Circonvallazione Agno-Bioggio: l'idea, ora, è proseguire a tappe

È quanto hanno annunciato in conferenza stampa i consiglieri di Stato Claudio Zali e Norman Gobbi – Entro la fine dell'anno verrà elaborato un messaggio all'attenzione del Gran Consiglio
©Chiara Zocchetti
Red. Online
10.02.2026 18:04

«Siamo davanti a un bivio». Così, in conferenza stampa, si è espresso il consigliere di Stato Claudio Zali. Il tema? La circonvallazione Agno-Bioggio e, parallelamente, l’apertura da parte di Berna a finanziare grandi opere. Detto ciò, e sempre citando, Zali, «bisogna comunque salire sul podio».

Di qui l’idea, «qualunque sarà il destino della tratta più costosa», di inserire una prima tappa della circonvallazione in un futuro Piano di agglomerato urbano del Luganese 6. Un primo passo, sensato, «è quello di contenere al massimo i costi di una prima tappa, da realizzare con il credito già disponibile, votato nel lontano 2011, integrato da un credito aggiuntivo ma di un’entità assolutamente ragionevole, minore di 100 milioni di franchi» ha aggiunto Zali, mentre il collega Norman Gobbi ha spiegato che il Consiglio di Stato ha già parlato con i Comuni interessati.

In sostanza, dunque, l’opera verrà proposta a tappe. Con l’obiettivo, chiaro, di diluire gli investimenti su più piani finanziari. Le tempistiche, è stato detto in conferenza stampa, dovrebbero essere in ogni caso rispettate. Entro la fine dell’anno, verrà elaborato un nuovo messaggio all’attenzione del Gran Consiglio mentre la richiesta di finanziamento verrà inserita nel citato PAL6.

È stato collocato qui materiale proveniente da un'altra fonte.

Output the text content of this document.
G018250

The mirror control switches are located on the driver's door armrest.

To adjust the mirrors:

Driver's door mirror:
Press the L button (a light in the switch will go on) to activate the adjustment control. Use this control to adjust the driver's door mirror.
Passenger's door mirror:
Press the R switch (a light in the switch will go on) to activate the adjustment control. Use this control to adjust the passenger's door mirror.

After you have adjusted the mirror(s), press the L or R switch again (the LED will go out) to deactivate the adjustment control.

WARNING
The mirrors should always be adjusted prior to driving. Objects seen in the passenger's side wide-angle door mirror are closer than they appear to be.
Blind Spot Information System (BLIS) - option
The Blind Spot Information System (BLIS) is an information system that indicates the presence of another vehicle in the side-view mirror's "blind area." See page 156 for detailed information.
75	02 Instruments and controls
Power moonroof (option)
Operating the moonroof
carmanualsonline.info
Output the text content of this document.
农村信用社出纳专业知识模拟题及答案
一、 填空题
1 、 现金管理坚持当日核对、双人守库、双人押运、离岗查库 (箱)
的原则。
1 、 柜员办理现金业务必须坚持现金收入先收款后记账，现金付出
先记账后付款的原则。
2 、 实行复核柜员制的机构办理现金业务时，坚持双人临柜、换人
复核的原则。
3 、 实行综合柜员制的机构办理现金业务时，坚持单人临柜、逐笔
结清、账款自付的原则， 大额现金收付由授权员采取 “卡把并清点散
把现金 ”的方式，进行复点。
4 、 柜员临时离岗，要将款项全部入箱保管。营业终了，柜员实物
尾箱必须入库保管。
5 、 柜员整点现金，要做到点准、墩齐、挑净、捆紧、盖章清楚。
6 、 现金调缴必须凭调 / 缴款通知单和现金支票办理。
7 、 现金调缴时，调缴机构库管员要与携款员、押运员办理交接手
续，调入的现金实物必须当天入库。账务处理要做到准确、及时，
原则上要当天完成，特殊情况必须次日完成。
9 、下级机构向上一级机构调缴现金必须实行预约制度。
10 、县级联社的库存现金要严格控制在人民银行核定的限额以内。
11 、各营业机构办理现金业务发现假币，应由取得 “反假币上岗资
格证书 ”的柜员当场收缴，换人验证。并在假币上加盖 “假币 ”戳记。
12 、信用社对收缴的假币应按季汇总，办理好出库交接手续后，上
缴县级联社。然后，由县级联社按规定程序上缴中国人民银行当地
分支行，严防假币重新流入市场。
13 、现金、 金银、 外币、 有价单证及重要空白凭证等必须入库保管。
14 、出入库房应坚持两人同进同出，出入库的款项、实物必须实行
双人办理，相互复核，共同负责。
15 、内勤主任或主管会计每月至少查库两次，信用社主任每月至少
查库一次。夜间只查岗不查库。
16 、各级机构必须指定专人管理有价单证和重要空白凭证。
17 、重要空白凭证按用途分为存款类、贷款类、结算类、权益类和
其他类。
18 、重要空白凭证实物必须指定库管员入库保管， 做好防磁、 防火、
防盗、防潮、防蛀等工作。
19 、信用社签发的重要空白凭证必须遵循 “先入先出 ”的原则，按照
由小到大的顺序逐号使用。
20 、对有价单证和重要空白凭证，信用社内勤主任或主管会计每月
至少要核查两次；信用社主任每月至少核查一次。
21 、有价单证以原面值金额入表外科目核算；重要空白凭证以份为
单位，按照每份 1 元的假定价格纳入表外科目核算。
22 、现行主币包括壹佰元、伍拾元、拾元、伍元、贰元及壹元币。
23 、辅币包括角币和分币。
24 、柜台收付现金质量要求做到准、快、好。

A proposito di messaggi, nel giugno del 2025 il Consiglio di Stato aveva licenziato il messaggio del Dipartimento del territorio all’indirizzo del Gran Consiglio concernente lo stanziamento di un credito di 128.644.000 franchi e l’autorizzazione a effettuare una spesa di 221.800.000 franchi quale aggiornamento del credito per la progettazione e l’esecuzione della Circonvallazione Agno- Bioggio, nei Comuni di Agno, Bioggio e Muzzano, nell’ambito dell’attuazione del Programma di agglomerato del Luganese.

I principali obiettivi che la Circonvallazione si prefigge consistono nel risanamento degli impatti del traffico (sicurezza, immissioni atmosferiche e foniche) negli abitati di Agno e Bioggio, nel miglioramento dell’accessibilità e dell’attrattività della zona industriale di Bioggio, nel miglioramento della fluidità del traffico e della capacità dei nodi, in una maggiore razionalità nella gerarchia stradale e, non da ultimo, nella valorizzazione, nel riordino territoriale e nella riqualifica della Strada Regina in collaborazione con i Comuni di Agno e Bioggio. Attualmente, ricordiamo, la Strada Regina – la principale via di comunicazione che collega il Malcantone all'agglomerato del Luganese, con una media di circa 33 mila veicoli che vi transitano ogni giorno – è una delle strade più trafficate del Cantone.